As the Tur and Bet Yosef bring down from Rab Netrunai Gaon (OH:131), the custom of the congregation reciting Tahanunim after the amida was originally "reshut", optional. This explains how many congregations through the centuries canceled Tahanunim in various situations. As the custom has continuously evolved, today we do not say Tahanunim on any calendar day with a significant Jewish happy occasion or commemoration, such as Rosh Hodesh, the whole month of Nissan, Lag B'Omer, the 15th of Ab, etc. Neither are Tahanunim recited when there is in the synagogue a b'rit mila or when the mohel, sandak or father of the baby boy is present or a bridegroom on his marriage day or even within the seven days of his marriage. In the past several generations in our community the custom developed to waive Tahanunim for the occasion of a Bar Misvah, even when the boy was not yet thirteen, an application not widely found in previous times.

The 4th of July is a significant and happy commemoration for the Jewish people. It is the day the United States officially declared itself an independent nation, one based on the principles of equality, justice and freedom and on the view - as stated in the Declaration of Independence, issued on July 4, 1776 in Congress, that: "We hold these truths to be self-evident, that all men are created equal, that they are endowed by their Creator with certain unalienable rights, that among these are life, liberty and the pursuit of happiness...". These are concepts which were inspired by the spirit of the Torah.
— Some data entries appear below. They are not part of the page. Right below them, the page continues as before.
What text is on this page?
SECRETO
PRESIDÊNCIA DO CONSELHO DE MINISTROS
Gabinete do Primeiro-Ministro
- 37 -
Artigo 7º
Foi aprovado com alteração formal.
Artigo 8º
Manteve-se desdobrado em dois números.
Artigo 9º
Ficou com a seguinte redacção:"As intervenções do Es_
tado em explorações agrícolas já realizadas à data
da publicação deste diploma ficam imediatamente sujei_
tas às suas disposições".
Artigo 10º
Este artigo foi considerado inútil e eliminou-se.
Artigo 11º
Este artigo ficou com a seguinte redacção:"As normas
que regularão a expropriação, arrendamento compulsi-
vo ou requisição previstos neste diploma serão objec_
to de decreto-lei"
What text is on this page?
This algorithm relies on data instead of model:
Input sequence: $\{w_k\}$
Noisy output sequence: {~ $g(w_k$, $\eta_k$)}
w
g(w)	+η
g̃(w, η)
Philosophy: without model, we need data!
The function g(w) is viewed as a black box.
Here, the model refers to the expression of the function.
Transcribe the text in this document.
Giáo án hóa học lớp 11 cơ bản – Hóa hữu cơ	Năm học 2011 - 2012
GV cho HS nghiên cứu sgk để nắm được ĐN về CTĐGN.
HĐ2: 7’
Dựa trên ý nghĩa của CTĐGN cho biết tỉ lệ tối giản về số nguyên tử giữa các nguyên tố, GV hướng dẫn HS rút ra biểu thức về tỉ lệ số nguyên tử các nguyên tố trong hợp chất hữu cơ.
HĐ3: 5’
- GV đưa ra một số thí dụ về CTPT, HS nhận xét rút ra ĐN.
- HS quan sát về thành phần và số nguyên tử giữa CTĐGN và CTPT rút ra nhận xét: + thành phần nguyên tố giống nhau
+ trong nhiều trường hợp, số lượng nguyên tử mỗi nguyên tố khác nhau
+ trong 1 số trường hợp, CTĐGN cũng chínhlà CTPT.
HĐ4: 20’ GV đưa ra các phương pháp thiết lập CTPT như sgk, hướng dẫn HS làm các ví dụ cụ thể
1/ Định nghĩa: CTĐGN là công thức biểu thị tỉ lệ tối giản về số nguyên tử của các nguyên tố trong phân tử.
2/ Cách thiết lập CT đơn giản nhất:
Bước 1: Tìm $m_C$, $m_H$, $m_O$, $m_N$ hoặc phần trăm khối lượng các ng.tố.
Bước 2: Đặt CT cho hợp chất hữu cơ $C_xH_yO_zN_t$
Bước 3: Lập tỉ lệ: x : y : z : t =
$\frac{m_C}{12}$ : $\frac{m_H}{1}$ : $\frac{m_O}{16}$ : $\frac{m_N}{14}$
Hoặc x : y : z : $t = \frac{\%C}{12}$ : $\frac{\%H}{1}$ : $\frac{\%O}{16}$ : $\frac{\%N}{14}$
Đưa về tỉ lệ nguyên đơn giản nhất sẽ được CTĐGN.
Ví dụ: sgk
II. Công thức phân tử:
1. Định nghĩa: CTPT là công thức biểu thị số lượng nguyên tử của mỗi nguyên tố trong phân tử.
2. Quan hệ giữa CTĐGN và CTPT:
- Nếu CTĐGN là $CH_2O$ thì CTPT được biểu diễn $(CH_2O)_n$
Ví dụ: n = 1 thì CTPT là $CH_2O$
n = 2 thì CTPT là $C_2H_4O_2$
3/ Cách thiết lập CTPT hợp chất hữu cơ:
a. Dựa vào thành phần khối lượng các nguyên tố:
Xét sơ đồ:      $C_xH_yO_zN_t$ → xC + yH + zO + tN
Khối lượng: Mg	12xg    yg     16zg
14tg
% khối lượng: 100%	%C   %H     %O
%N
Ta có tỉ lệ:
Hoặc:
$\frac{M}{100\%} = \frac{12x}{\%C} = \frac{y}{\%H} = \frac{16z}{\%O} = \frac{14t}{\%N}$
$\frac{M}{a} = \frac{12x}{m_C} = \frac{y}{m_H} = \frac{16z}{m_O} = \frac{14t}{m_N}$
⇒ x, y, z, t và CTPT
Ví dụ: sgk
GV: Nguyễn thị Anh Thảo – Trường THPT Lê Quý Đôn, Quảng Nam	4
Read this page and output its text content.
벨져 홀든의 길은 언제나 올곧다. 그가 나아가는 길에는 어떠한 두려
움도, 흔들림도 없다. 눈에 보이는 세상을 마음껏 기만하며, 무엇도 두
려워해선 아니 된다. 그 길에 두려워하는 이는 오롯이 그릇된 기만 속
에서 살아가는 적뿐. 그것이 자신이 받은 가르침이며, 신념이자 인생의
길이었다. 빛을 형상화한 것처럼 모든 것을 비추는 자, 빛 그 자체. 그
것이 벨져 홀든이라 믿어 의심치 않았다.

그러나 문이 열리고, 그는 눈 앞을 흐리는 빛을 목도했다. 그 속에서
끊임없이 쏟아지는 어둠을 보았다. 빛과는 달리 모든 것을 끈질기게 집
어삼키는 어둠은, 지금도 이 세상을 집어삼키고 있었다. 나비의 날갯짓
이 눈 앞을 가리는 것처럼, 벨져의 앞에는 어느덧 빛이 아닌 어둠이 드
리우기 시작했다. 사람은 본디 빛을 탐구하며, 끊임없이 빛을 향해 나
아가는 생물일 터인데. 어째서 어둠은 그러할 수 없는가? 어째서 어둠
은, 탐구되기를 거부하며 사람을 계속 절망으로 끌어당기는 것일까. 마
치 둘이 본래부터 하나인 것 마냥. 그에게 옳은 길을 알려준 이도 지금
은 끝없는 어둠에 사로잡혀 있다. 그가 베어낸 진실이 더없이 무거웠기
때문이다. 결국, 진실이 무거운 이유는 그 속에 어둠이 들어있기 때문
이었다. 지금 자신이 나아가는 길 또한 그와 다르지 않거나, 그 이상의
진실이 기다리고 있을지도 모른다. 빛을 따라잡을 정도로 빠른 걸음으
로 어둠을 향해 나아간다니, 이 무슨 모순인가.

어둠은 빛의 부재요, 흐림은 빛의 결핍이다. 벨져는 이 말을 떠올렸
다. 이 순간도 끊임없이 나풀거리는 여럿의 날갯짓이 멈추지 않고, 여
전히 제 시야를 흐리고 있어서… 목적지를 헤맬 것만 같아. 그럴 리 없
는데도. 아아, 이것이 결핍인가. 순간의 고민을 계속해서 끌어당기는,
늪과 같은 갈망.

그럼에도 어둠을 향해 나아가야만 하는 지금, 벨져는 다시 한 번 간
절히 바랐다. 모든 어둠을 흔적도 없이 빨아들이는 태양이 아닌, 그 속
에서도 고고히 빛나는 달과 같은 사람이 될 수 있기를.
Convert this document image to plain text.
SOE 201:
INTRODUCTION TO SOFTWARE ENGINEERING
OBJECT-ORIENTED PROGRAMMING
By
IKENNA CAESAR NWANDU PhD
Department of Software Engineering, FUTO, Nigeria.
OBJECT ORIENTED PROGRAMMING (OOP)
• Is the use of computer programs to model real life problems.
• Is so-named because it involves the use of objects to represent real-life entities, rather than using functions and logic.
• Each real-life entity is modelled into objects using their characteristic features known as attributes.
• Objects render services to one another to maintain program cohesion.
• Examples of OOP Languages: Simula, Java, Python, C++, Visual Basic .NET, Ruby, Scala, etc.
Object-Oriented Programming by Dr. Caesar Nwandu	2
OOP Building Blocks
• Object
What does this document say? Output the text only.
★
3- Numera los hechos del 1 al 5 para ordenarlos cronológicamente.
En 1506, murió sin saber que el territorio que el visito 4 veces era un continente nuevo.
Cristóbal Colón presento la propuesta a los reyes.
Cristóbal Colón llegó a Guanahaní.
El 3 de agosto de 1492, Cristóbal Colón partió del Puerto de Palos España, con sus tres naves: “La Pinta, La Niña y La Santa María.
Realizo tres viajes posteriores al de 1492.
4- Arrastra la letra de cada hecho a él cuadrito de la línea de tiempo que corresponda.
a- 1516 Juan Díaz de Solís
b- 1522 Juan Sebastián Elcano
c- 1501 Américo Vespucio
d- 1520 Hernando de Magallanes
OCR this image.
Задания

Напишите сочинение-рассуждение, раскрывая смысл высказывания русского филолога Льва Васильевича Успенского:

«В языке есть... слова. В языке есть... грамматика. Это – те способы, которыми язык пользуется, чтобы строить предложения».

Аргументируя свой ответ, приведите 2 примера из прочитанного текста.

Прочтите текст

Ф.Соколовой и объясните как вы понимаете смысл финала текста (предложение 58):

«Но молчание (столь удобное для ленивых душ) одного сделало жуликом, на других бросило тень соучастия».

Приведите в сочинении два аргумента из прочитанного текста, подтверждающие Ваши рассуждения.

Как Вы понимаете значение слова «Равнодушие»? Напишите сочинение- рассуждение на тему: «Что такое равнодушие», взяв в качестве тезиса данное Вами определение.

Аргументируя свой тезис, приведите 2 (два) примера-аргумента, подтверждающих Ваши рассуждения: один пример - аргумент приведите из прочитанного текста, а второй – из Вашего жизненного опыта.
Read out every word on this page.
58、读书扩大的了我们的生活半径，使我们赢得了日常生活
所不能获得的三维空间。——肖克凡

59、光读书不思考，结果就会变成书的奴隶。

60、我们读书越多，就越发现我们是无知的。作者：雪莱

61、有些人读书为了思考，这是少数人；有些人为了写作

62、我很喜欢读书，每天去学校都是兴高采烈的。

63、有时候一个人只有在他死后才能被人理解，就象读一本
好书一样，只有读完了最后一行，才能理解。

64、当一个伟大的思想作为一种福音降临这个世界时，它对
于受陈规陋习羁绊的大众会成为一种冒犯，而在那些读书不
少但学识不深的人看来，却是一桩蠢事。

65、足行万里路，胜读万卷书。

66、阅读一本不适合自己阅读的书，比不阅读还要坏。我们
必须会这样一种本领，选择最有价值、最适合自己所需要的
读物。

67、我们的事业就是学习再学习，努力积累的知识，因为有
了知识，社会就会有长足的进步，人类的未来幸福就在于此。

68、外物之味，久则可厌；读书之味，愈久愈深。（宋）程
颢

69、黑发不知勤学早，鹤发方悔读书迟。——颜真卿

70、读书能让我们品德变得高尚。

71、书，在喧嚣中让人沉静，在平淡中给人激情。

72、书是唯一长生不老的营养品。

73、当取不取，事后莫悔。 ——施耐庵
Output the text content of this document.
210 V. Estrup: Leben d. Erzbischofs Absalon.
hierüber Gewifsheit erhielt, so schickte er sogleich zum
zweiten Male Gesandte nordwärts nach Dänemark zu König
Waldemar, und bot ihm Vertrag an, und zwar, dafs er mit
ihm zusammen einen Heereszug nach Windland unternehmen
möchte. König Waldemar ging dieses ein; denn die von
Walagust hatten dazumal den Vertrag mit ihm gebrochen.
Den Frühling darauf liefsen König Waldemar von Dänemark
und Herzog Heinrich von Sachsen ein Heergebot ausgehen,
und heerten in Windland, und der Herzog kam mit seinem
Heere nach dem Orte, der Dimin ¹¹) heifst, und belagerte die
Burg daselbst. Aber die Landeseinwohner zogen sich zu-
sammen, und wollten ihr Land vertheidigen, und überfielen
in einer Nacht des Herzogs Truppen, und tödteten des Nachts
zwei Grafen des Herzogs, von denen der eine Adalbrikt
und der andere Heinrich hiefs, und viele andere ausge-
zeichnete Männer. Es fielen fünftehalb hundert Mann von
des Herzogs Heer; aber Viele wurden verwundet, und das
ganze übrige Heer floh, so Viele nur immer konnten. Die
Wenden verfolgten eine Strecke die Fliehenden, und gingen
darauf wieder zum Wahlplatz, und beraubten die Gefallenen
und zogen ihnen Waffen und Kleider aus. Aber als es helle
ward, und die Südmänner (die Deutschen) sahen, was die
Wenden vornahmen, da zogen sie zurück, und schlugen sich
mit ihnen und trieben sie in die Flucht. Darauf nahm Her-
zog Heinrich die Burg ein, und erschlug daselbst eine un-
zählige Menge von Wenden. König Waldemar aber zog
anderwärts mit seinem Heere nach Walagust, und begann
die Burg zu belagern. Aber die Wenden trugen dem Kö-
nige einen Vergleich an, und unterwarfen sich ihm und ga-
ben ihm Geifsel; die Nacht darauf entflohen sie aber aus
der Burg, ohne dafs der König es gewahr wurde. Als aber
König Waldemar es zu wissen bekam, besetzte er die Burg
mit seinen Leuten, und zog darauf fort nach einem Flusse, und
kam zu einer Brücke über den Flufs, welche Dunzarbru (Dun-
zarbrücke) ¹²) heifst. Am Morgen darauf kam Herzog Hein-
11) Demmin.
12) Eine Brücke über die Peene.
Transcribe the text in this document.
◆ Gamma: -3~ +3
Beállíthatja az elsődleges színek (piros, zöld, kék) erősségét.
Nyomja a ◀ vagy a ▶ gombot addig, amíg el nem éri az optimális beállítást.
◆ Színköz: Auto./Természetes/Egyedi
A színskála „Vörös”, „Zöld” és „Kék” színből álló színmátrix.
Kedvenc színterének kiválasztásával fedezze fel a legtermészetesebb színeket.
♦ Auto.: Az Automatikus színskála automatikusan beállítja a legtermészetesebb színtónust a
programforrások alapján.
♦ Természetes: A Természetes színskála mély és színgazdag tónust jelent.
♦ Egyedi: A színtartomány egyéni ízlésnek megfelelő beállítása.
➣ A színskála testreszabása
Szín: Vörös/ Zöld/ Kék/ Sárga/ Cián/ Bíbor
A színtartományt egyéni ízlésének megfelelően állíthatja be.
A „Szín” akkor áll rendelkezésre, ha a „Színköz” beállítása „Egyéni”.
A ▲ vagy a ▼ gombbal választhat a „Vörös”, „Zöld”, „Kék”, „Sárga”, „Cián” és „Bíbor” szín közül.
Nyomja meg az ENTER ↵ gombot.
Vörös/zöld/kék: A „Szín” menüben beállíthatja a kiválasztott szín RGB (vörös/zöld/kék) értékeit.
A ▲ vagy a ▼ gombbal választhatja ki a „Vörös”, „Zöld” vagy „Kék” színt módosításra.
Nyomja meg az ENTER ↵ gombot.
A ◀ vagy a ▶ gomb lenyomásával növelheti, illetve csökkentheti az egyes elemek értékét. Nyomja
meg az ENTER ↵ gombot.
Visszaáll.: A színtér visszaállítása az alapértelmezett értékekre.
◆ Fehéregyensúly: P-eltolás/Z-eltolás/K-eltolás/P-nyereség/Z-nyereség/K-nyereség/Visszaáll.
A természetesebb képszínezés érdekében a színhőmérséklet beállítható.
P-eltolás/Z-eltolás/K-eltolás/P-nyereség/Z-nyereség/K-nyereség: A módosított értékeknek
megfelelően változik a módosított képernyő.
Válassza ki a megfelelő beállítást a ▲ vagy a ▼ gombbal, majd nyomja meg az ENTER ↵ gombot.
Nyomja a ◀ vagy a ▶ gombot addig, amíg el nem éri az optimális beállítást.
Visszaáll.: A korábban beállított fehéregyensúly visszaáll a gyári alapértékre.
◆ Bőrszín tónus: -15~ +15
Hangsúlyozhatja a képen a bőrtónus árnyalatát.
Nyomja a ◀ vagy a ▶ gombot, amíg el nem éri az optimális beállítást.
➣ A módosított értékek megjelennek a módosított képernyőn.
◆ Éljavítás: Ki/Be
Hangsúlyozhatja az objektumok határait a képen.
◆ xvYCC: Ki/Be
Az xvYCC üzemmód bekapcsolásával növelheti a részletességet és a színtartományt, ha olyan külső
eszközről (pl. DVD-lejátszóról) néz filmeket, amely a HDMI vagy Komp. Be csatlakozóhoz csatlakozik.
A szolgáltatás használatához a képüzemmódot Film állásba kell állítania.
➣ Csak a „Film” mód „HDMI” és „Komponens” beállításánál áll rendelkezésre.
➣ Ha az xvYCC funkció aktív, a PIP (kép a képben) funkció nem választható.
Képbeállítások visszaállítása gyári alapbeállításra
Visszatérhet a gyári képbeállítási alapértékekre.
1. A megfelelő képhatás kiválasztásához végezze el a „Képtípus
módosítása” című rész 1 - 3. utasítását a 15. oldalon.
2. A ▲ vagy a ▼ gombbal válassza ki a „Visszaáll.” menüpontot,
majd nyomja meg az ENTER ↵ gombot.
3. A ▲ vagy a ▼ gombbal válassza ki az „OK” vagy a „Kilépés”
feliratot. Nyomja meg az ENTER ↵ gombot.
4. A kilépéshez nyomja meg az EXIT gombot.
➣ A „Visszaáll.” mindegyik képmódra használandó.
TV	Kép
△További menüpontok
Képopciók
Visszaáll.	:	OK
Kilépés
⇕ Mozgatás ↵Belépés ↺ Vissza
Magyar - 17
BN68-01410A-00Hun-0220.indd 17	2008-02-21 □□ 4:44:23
This was a great event in human history and influenced movement throughout the world toward universalizing these noble notions. To some extent, the revolution wrought by the Torah in the days of old took a giant step forward.

In addition, we the Jewish people greatly benefited directly from these developments, being able to practice our religion freely as was rarely, if ever, allowed in other times and places. The writings of our great sages and rabbis throughout the many centuries of our dispersion are filled with descriptions of persecutions, expulsions and evil doings of tyrants and despots toward Jews and Judaism. In the past, even when freedom of religion was permitted it was only at the whim of the ruler of the time, not institutionalized in the legal code of the host nation as was done in the Bill of Rights of the United States, as the follow through of the Declaration of Independence.

Jews all over the world should be appreciative of the monumental happening of July 4, 1776. American Jews particularly should express their happiness and gratitude for the Declaration of Independence and the great equality and freedom they enjoy in some way. Those congregations and rabbis who deemed it appropriate to cancel Tahanunim on July 4th are praiseworthy for this decision.

Mr. Al Azar informed me several years ago that many years ago Hakham Matloub Abady, a"h, was posek halakha not to recite Tahanunim on July 4th. Mr. Azar said he heard it directly and clearly from the rabbi on a number of occasions in the course of a number of years. He prayed in the minyan with the rabbi which did not recite Tahanunim specifically because it was July 4th.